I found a 5-lb block of Aunt Bessie's brand frozen chitterlings at Fairway Beef in Worcester (where all the cool stuff is), so naturally I bought it figuring I would find an excuse to cook it some day.
Last Sunday was the day. Lorna, a piscene vegetarian, would be out of the house all day through dinnertime with a girlfriend, and it was too late for Richmond and Annette to come up with alternative plans!
I had had the chance to talk to my old friend Charlie about chitlins. He had some experience with them, and gave me a few tips:
- Don't believe the bag that says "ready to cook". Clean them and clean them until the water runs clear.
- Slice a potato and cook it in there, then discard it. The potato absorbs some of the off flavors that are natural to chitterlings.
I used the recipe from the Joy of Cooking.

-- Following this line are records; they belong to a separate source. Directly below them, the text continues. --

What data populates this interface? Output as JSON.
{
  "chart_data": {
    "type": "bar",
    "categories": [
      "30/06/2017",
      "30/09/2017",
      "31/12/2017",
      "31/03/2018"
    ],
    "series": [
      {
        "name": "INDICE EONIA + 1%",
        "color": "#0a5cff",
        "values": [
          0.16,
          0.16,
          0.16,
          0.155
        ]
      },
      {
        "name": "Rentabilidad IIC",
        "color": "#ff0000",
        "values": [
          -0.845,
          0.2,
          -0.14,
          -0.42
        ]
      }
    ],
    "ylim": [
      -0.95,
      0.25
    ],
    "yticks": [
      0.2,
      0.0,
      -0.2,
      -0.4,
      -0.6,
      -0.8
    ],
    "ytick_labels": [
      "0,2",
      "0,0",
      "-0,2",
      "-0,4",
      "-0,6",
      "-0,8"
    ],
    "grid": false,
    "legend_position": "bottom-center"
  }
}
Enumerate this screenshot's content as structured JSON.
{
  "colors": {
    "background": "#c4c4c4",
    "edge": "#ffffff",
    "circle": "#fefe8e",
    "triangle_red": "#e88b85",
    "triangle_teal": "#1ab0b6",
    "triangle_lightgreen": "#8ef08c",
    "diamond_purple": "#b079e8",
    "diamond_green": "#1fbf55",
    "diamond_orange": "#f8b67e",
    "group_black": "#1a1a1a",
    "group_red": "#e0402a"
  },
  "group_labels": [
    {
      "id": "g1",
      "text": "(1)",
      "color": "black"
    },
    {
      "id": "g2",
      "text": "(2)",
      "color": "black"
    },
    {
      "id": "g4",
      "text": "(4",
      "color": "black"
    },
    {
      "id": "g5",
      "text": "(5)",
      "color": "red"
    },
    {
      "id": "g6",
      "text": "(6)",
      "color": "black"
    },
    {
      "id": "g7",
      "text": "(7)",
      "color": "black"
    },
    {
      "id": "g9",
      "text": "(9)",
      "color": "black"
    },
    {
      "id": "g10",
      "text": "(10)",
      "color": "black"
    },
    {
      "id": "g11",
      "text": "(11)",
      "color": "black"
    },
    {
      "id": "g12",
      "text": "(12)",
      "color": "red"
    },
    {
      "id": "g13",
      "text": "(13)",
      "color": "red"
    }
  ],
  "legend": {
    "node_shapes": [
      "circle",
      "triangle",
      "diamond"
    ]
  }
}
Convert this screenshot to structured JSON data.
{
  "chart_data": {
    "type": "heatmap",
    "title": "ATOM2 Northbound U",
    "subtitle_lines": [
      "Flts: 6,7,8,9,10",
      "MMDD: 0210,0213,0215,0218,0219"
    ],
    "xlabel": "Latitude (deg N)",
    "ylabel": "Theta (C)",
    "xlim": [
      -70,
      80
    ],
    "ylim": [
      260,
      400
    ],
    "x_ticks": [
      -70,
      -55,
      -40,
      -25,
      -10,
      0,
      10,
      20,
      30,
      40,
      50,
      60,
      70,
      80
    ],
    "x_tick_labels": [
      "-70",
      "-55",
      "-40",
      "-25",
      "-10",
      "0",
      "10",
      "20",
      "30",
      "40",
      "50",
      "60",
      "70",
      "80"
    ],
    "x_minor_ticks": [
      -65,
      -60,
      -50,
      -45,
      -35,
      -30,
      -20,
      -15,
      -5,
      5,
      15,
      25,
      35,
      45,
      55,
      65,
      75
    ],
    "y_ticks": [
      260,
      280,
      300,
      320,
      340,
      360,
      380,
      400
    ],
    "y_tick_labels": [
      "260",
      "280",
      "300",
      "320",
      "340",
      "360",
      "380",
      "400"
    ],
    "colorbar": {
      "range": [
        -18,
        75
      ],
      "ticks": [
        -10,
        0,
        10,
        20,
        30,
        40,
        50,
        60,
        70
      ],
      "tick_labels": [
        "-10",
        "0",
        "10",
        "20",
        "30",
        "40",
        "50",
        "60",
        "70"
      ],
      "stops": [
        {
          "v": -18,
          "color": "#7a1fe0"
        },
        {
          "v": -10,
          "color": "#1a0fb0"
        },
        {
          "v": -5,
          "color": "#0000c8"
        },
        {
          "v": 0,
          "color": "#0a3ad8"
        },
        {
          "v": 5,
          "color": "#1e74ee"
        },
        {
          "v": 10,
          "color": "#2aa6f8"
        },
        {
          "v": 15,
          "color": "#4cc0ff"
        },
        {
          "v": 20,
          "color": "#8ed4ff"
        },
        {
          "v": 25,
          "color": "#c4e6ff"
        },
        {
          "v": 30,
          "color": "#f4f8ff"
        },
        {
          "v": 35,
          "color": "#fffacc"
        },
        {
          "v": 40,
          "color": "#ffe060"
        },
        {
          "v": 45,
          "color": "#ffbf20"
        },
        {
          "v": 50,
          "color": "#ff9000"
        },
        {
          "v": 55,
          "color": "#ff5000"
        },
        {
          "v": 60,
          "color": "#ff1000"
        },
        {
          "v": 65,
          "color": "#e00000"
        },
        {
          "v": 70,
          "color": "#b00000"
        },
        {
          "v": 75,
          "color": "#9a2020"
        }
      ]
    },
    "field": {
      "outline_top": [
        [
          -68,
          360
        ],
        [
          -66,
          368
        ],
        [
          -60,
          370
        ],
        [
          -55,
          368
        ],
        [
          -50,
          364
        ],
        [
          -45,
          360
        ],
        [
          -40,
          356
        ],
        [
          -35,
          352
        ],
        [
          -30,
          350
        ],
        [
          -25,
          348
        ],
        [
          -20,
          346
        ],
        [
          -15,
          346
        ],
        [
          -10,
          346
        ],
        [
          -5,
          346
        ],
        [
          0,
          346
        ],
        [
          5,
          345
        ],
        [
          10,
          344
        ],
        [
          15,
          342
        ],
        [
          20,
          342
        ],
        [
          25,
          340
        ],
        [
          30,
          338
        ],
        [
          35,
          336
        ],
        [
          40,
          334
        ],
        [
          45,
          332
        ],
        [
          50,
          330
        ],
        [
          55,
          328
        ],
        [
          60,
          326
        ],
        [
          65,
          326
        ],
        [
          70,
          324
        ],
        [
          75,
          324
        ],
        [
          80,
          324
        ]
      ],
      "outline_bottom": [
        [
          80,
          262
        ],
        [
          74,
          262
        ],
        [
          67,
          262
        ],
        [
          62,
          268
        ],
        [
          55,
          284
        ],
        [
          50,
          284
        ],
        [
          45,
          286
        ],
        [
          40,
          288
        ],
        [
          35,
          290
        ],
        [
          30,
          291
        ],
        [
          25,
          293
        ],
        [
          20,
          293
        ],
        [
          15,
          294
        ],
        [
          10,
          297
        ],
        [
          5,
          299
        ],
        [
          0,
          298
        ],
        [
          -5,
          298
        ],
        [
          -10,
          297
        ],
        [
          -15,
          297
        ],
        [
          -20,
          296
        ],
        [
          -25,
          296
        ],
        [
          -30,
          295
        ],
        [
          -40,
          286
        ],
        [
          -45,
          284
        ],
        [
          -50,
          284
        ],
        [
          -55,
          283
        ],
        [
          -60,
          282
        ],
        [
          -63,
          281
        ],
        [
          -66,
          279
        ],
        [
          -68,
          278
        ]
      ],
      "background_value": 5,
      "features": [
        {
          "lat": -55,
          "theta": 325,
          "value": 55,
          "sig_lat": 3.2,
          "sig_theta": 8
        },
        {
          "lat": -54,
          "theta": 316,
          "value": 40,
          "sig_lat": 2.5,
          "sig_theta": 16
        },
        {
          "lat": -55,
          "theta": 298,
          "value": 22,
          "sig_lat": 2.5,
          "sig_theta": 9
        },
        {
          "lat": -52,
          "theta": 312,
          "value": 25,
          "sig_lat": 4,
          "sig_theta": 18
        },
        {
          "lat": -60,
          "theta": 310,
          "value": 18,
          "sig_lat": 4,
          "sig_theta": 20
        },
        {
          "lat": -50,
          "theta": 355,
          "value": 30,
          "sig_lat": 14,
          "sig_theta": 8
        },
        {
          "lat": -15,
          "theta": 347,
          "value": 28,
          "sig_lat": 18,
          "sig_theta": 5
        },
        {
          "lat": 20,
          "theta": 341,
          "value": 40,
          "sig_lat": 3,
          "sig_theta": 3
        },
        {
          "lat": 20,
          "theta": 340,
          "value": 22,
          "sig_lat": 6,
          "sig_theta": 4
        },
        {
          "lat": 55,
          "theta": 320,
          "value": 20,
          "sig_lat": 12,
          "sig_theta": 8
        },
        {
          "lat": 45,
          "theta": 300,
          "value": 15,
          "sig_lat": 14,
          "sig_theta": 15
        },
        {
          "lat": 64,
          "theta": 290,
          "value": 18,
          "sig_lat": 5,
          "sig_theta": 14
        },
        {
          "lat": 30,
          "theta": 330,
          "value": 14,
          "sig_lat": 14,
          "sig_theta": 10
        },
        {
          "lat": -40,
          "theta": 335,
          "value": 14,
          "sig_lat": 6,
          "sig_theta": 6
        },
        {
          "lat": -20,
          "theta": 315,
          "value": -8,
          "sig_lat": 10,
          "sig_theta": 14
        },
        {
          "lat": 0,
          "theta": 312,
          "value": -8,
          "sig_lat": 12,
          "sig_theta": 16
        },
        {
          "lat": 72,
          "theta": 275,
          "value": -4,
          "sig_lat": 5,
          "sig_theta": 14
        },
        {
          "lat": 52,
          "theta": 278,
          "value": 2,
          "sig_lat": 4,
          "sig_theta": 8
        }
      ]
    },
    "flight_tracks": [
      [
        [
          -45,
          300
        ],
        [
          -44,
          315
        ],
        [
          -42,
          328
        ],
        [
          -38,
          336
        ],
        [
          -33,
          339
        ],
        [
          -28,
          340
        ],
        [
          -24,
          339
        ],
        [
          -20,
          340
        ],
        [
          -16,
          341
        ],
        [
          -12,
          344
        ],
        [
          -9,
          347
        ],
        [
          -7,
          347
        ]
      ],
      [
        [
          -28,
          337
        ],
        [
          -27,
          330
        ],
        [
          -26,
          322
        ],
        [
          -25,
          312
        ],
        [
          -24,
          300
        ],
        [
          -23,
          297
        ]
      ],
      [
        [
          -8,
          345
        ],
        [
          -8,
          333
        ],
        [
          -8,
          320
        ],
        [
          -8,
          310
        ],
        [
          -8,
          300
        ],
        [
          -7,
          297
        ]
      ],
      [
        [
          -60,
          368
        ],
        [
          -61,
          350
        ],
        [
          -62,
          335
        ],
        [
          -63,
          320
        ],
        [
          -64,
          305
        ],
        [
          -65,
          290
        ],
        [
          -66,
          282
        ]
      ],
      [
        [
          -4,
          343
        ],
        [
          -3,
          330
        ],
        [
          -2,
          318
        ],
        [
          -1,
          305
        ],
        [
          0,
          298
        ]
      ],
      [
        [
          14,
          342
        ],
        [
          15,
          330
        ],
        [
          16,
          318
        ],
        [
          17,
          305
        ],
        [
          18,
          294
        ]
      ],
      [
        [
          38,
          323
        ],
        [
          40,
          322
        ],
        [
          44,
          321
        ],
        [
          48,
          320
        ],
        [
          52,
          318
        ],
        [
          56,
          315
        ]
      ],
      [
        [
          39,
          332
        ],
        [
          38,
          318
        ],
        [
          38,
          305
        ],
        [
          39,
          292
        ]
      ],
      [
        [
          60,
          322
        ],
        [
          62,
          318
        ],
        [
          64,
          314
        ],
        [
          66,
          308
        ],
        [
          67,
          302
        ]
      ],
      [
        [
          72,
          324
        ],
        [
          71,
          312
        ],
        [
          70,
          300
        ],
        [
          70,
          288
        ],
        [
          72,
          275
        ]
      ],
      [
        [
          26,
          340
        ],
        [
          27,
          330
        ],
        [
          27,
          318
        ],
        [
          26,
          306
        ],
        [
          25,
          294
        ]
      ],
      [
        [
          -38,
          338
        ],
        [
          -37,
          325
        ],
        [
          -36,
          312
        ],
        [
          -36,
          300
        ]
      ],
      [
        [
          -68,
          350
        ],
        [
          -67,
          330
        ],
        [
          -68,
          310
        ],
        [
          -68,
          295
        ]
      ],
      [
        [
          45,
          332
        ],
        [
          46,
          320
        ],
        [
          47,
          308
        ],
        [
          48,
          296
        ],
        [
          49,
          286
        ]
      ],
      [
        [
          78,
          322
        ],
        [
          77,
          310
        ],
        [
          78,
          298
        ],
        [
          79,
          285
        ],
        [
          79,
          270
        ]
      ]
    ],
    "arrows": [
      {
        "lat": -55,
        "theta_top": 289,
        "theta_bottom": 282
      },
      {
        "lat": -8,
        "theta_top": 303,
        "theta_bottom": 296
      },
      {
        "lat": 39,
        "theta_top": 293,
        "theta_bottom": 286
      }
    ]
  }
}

- Clean them until the water runs clear. They feel kind of slippery and almost slimy. Revolting, really.
- Cut each piece into 2-inch segments. This makes some rings and some straight pieces.
- Put in a heavy pot with water to cover. I used a slow cooker on Low.
- Add a chopped onion and a bay leaf, and season generously with a garllic clove, pepper, cloves.
- Simmer for a couple of hours. It doesn't take long for the meat to cook, because it is very thin membrane, not muscle, but you want to get the flavors of the seasonings cooked in there.
- The lore says that cooking chitterlings will stink up the house intolerably for days, so I opened all the windows and the back door. In the end it wasn't so bad, really hardly noticeable. That may be due to the extra-vigilant washing step.
- When they are ready you can serve straight from the pot, remembering to discard the slices of potato. It doesn't look like much, but it doesn't really look or smell lethal.
Annette had tried chitterlings once before, in France, and said these were about as good, opining that you can't make a silk purse from a sow's intestine.
I have to agree - this is the sort of thing that people ate when there was nothing else to eat. Describing it to my friend Dennis later, I said that with the pig, people will eat everything but the oink, but this is about the last bit you get to before the oink.